GERMANY: The S&P Global/ ME Germany Manufacturing PMI for Germany was reported at 49.3 percent for July to mark the first contraction in factory activity since June 2020. New orders hit a two-year low based on a reduction in investment spending, higher prices, increased stock levels for customers and ongoing supply chain challenges. Production levels declined and goods producers decreased purchasing activity for the first time since 2020 as inventories increased sharply. The decrease in demand reduced supply chain pressure which eased cost inflation and output prices. The business outlook was the lowest since 2020.

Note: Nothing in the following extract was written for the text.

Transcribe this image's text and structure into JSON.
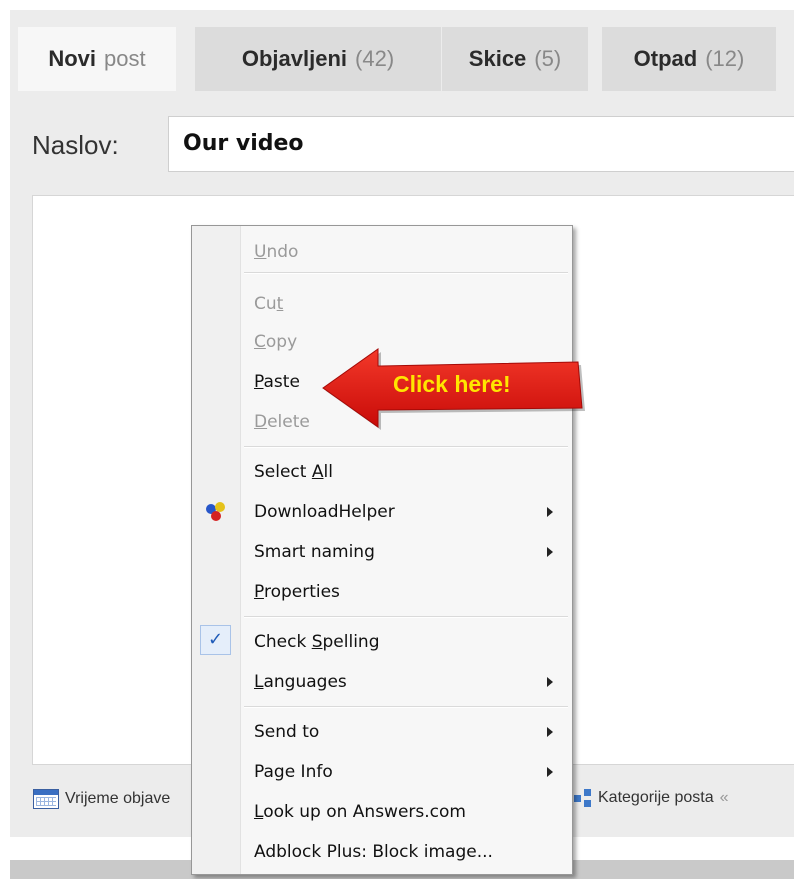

ITALY: S&P Global reported a 48.5 percent Manufacturing PMI for Italian manufacturers for the month of July — a sharp fall from the 50.9 June reading. Reduced demand and rising cost inflation, led to a strong decrease in manufacturing activity for Italy. Export orders decreased to their lowest level in 26 months. Employment also slowed significantly as backlogs of work declined. Cost inflation decreased as well as output prices, but the business outlook was still pessimistic.